For AMD GPUs, Radeon GPU Profiler (RGP) is the tool to understand fine details of how IREE GPU performs. See the documentation for details. In general the steps to get started are:

  • Download and install AMD RGP from https://gpuopen.com/rgp/.
  • Compile iree-run-module-vulkan-gui as said in the above.
  • Open “Radeon Developer Panel” and connect to the local “Radeon Developer Service”.
  • Start iree-run-module-vulkan-gui from console with proper VM bytecode module invocation.
  • You should see it in the “Applications” panel of “Radeon Developer Panel”. Click “Capture profile” to capture.
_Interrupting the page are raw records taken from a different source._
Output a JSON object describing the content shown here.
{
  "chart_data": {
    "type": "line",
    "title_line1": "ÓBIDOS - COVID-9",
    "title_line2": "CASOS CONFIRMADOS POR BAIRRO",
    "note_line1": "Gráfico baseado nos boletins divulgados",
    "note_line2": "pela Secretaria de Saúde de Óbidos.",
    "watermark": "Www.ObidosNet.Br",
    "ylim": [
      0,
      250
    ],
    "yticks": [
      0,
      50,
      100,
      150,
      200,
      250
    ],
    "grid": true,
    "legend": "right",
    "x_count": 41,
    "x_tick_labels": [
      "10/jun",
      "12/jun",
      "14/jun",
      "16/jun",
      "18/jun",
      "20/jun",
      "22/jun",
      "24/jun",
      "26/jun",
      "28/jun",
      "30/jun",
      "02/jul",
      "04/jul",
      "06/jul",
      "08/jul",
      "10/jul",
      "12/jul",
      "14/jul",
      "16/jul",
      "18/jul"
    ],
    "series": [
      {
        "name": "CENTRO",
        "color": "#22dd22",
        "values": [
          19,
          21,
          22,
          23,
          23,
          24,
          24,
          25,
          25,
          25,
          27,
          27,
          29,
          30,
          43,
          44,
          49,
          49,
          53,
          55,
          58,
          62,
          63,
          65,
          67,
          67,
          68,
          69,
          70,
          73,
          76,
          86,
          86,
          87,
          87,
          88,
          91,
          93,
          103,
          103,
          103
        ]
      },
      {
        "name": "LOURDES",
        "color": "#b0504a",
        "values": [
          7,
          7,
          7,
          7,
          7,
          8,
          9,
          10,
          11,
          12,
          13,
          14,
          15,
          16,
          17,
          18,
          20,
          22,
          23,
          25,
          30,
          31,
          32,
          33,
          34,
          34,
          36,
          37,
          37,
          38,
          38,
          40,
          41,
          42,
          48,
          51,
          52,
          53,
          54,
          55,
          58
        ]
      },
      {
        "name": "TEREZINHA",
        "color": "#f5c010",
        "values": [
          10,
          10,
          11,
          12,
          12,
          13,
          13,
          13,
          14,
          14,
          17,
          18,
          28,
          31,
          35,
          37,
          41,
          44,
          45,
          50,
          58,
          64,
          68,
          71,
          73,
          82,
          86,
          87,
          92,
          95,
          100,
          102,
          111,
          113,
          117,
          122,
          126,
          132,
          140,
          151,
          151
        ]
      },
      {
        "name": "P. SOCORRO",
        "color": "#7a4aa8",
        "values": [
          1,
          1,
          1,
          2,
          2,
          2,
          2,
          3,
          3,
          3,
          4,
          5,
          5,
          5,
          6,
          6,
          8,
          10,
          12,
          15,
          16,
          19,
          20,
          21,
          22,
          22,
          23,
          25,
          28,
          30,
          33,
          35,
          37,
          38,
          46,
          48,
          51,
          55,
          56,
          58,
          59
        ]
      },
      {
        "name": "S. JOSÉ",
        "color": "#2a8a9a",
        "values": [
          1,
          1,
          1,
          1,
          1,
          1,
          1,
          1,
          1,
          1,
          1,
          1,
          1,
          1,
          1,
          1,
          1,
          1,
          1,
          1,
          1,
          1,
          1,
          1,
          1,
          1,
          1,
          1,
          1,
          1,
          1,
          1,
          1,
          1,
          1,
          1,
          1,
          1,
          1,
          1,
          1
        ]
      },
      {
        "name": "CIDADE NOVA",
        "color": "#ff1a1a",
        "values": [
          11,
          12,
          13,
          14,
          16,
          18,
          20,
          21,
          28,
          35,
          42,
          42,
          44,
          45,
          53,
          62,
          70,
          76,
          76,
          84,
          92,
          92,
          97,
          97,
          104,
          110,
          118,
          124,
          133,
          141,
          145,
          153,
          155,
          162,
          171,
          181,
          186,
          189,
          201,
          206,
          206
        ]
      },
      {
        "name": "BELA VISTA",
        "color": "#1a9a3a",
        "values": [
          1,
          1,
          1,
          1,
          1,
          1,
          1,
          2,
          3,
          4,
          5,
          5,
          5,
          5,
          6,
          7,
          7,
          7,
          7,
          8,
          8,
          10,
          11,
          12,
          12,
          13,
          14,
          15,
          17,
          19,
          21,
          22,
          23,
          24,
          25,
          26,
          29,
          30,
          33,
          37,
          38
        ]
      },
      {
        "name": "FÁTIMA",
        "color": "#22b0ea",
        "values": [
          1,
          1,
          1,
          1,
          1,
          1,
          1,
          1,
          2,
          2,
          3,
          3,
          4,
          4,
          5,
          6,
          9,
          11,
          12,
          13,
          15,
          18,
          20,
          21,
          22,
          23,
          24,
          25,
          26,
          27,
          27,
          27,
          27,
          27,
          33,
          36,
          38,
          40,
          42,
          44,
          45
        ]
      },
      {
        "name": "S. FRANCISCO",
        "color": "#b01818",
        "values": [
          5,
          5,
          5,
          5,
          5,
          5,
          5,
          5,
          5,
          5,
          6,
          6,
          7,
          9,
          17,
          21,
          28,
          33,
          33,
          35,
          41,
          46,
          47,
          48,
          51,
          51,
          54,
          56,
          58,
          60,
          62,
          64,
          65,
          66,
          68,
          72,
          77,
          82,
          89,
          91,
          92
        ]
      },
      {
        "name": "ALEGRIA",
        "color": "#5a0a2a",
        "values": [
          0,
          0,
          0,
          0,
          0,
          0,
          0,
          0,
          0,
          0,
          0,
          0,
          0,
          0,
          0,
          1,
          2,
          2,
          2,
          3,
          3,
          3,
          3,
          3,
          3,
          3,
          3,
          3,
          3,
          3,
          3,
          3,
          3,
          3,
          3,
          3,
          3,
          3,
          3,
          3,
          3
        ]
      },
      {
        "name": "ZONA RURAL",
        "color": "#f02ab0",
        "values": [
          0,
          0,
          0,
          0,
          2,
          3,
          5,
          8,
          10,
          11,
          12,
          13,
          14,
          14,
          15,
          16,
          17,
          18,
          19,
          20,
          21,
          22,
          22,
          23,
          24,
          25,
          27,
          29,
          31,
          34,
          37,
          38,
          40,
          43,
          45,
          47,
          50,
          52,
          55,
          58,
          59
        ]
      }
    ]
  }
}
Afterwards you can analyze the profile with RGP. Viewing the profile does not need the GPU anymore; it can be opened by a RGP application installed anywhere.

NVIDIA

For NVIDIA GPUs, NVIDIA Nsight Graphics is the tool to understand fine details of how IREE GPU performs. See the documentation for details. In general the steps to get started are:

  • Download and install NVIDIA Nsight Graphics from https://developer.nvidia.com/nsight-graphics.
  • Compile iree-run-module-vulkan-gui as said in the above.
  • Open NVIDIA Nsight Graphics, select “Quick Launch” on the welcome page.
  • Fill out the “Application Executable” and “Command Line Arguments” to point to iree-run-module-vulkan-gui and a specific VM bytecode module and its invocation information.
  • Select an “Activity” (“Frame Profiler” and “GPU Trace” are particularly interesting) and launch.
  • Capture any frame to perform analysis.